Et au fil du temps, nous pouvons voir que les cellules commencent à migrer hors de la zone ventriculaire et vers la plaque corticale. De plus, on fixe les embryons et on fait de l’immunohistochimie pour étudier, vous savez, différentes distributions de différentes molécules, ou pour déterminer le devenir de ces différentes cellules. Une autre possibilité est de faire de l’électrophysiologie.
Nous identifions les cellules de marquage puis nous étudions leurs propriétés électriques. Eh bien, merci d’être avec nous aujourd’hui. Nous espérons que vous apprécierez nos démonstrations et que vous réussirez à réaliser vos expériences.
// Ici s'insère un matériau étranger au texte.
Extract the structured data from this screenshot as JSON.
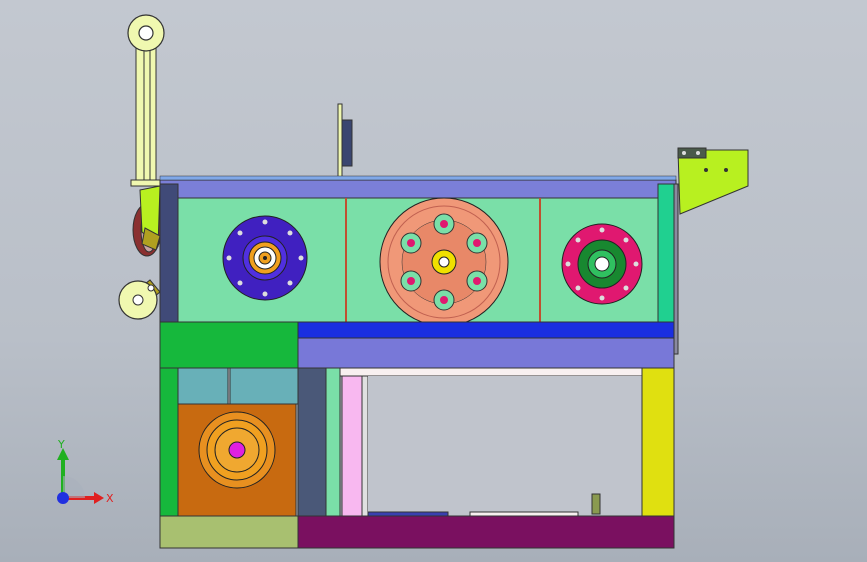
{
  "viewport": {
    "background_top": "#c3c8d0",
    "background_bottom": "#a8afb9"
  },
  "triad": {
    "x_label": "X",
    "y_label": "Y",
    "x_color": "#e02020",
    "y_color": "#20b020",
    "origin_color": "#2030e0"
  },
  "colors": {
    "frame_top": "#7b7fd8",
    "panel_green": "#7adfa8",
    "blue_bar": "#1a2ee0",
    "lavender_bar": "#7878d8",
    "green_block": "#16b83c",
    "orange_box": "#c86a10",
    "olive_bottom": "#a8c070",
    "purple_base": "#7a1060",
    "yellow_column": "#e0e010",
    "pink_column": "#f8b8f0",
    "teal_cell": "#68b0b8",
    "slate_column": "#4a5878",
    "lime_bracket": "#b8f020",
    "light_yellow_arm": "#f0f8b0",
    "left_gear_blue": "#4020c0",
    "center_wheel_salmon": "#f09878",
    "right_gear_magenta": "#e01870",
    "right_gear_green": "#188830",
    "yellow_hub": "#f0e000",
    "orange_ring": "#f0a020",
    "magenta_hub": "#e020e0"
  }
}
Si vous avez des questions, n’hésitez pas à nous contacter. Vous savez, bonne chance.
Consultez la transcription complète et accédez à des milliers de vidéos scientifiques
Cet article démontre la technique d'injections intrautérines chez les embryons de souris E15. La procédure implique la préparation de pipettes de microinjection et l'exécution d'injections dans le ventricule latéral des embryons en développement.
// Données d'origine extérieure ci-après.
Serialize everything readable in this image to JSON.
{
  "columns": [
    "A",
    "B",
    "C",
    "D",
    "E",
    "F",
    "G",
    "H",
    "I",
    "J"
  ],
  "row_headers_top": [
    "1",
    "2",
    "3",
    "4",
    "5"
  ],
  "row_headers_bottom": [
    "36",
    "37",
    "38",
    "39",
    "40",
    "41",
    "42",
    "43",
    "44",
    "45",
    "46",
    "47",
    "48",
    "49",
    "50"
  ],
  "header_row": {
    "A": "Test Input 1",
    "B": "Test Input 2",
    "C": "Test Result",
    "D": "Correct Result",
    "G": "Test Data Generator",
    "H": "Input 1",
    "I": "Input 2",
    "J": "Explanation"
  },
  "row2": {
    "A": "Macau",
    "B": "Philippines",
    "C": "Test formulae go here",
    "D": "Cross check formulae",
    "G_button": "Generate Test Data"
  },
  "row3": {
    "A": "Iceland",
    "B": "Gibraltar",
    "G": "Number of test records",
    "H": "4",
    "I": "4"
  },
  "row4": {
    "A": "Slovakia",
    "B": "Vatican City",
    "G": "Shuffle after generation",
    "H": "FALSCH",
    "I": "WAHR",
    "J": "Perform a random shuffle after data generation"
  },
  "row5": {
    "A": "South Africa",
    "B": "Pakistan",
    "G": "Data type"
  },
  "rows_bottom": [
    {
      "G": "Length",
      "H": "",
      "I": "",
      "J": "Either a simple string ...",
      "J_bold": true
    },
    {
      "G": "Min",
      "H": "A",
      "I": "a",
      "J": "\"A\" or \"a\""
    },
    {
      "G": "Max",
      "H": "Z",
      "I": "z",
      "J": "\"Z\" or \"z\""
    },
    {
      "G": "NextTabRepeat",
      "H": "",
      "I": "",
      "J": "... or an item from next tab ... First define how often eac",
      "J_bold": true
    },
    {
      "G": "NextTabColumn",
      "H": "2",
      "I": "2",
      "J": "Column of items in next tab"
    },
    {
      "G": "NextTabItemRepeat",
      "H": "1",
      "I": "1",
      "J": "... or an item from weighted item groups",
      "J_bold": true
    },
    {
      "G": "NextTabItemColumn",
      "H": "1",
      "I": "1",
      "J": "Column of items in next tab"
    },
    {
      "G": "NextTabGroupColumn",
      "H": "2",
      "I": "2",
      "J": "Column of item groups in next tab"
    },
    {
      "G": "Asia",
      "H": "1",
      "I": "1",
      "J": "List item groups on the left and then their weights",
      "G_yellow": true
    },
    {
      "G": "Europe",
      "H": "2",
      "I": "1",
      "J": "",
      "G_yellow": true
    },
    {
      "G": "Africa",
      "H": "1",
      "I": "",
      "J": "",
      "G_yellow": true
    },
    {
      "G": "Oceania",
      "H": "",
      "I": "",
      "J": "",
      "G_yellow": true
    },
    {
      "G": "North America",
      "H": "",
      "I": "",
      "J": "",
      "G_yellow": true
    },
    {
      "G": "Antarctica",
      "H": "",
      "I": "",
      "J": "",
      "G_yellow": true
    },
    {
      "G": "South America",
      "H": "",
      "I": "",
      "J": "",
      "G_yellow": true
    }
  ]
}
In utero intraventricular injection and electroporation enables precise spatiotemporal manipulation of neural progenitor populations during corticogenesis, supporting target validation in neurodevelopmental disease models. This approach provides a rapid, reversible method to interrogate gene function in embryonic brain tissue, reducing reliance on constitutive knockout models and accelerating mechanistic de-risking in early discovery. The technique enhances predictive confidence by allowing dose- and timing-controlled overexpression or knockdown of candidate targets within a disease-relevant system.
The method integrates into early discovery workflows following target identification and preceding lead optimization, enabling functional validation in a physiologically relevant embryonic system before compound screening.